Head over to Clewiston and off 27 there is a road to Roland Martin's Marina/Motel/Restaurant. go past that and there is a park of sorts where you can launch. You will be right at the entrance to the lake where you can fish either the rim canal or off the channel out to the lake.


----------



## Snook69 (Feb 8, 2016)

Blue Zone said:


> Head over to Clewiston and off 27 there is a road to Roland Martin's Marina/Motel/Restaurant. go past that and there is a park of sorts where you can launch.

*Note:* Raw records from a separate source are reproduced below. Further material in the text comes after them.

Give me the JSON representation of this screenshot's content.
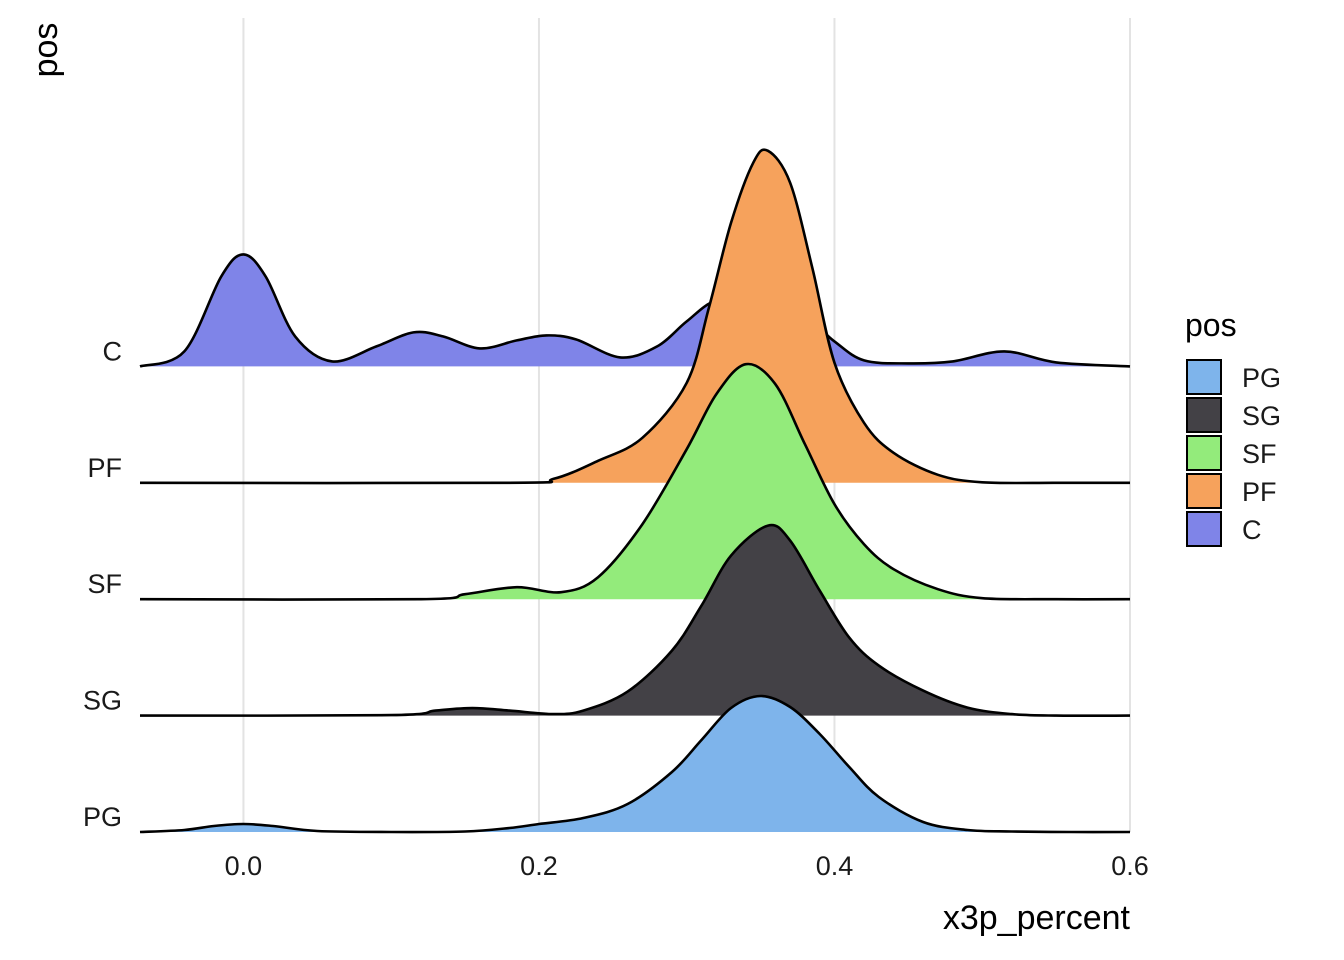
{
  "chart_data": {
    "type": "ridgeline",
    "xlabel": "x3p_percent",
    "ylabel": "pos",
    "xlim": [
      -0.07,
      0.6
    ],
    "x_ticks": [
      0.0,
      0.2,
      0.4,
      0.6
    ],
    "x_tick_labels": [
      "0.0",
      "0.2",
      "0.4",
      "0.6"
    ],
    "categories": [
      "PG",
      "SG",
      "SF",
      "PF",
      "C"
    ],
    "grid": "vertical major",
    "legend": {
      "title": "pos",
      "placement": "right",
      "entries": [
        "PG",
        "SG",
        "SF",
        "PF",
        "C"
      ]
    },
    "series": [
      {
        "name": "PG",
        "color": "#7EB4EB",
        "x": [
          -0.07,
          -0.04,
          -0.02,
          0.0,
          0.02,
          0.05,
          0.1,
          0.15,
          0.18,
          0.2,
          0.23,
          0.26,
          0.29,
          0.31,
          0.33,
          0.35,
          0.37,
          0.39,
          0.41,
          0.43,
          0.46,
          0.49,
          0.52,
          0.56,
          0.6
        ],
        "y": [
          0.0,
          0.2,
          0.6,
          0.8,
          0.6,
          0.1,
          0.0,
          0.05,
          0.4,
          0.8,
          1.4,
          2.8,
          6.0,
          9.2,
          12.4,
          13.6,
          12.5,
          9.8,
          6.5,
          3.5,
          1.0,
          0.2,
          0.05,
          0.0,
          0.0
        ]
      },
      {
        "name": "SG",
        "color": "#434146",
        "x": [
          -0.07,
          0.1,
          0.13,
          0.155,
          0.18,
          0.21,
          0.23,
          0.26,
          0.29,
          0.31,
          0.33,
          0.355,
          0.37,
          0.39,
          0.41,
          0.43,
          0.46,
          0.49,
          0.52,
          0.55,
          0.6
        ],
        "y": [
          0.0,
          0.05,
          0.5,
          0.75,
          0.5,
          0.15,
          0.5,
          2.4,
          6.5,
          11.0,
          16.0,
          19.0,
          17.5,
          12.5,
          7.8,
          5.0,
          2.5,
          0.8,
          0.15,
          0.0,
          0.0
        ]
      },
      {
        "name": "SF",
        "color": "#93EB7B",
        "x": [
          -0.07,
          0.12,
          0.15,
          0.185,
          0.215,
          0.24,
          0.27,
          0.3,
          0.32,
          0.34,
          0.36,
          0.38,
          0.4,
          0.42,
          0.44,
          0.47,
          0.5,
          0.55,
          0.6
        ],
        "y": [
          0.0,
          0.0,
          0.5,
          1.2,
          0.7,
          2.2,
          7.5,
          15.0,
          20.5,
          23.5,
          21.5,
          15.5,
          9.5,
          5.5,
          3.0,
          1.0,
          0.1,
          0.0,
          0.0
        ]
      },
      {
        "name": "PF",
        "color": "#F6A25C",
        "x": [
          -0.07,
          0.18,
          0.21,
          0.24,
          0.27,
          0.3,
          0.315,
          0.33,
          0.345,
          0.355,
          0.37,
          0.385,
          0.4,
          0.42,
          0.44,
          0.47,
          0.5,
          0.55,
          0.6
        ],
        "y": [
          0.0,
          0.0,
          0.4,
          2.2,
          4.5,
          10.0,
          17.5,
          26.0,
          32.0,
          33.2,
          30.0,
          21.5,
          12.0,
          6.0,
          3.0,
          0.8,
          0.05,
          0.0,
          0.0
        ]
      },
      {
        "name": "C",
        "color": "#7F84E8",
        "x": [
          -0.07,
          -0.04,
          -0.015,
          0.0,
          0.015,
          0.035,
          0.06,
          0.09,
          0.115,
          0.135,
          0.16,
          0.185,
          0.205,
          0.225,
          0.255,
          0.28,
          0.3,
          0.32,
          0.35,
          0.38,
          0.4,
          0.42,
          0.45,
          0.48,
          0.515,
          0.55,
          0.6
        ],
        "y": [
          0.0,
          1.5,
          9.0,
          11.2,
          9.0,
          3.0,
          0.5,
          2.0,
          3.4,
          3.0,
          1.8,
          2.6,
          3.1,
          2.7,
          0.9,
          2.0,
          4.5,
          6.6,
          7.0,
          5.0,
          2.5,
          0.6,
          0.3,
          0.5,
          1.5,
          0.4,
          0.0
        ]
      }
    ]
  }
}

You will be right at the entrance to the lake where you can fish either the rim canal or off the channel out to the lake.


Awesome thanks for the response!


----------



## Backwater (Dec 14, 2014)

Another place to fish is Haney Pond Canal in Lakeport. Also, twin palms and the Monkey Box.

I take it you haven't tried the Caloosahatchee? Try either putting in at the Franklin locks on the freshwater side and fishing up river or at the Alva boat ramp. What you are trying to accomplish is to fish what we call is the "Dead River," which is the areas behind the little islands made when they dredged the main river from a little windy river, back in the 1920's. Those shallow areas are full of bass habitat. If you are looking for bluegills only, the main river is full of them, but you have to know how to catch those, which is a different technique than lake fishing.

Ted Haas


----------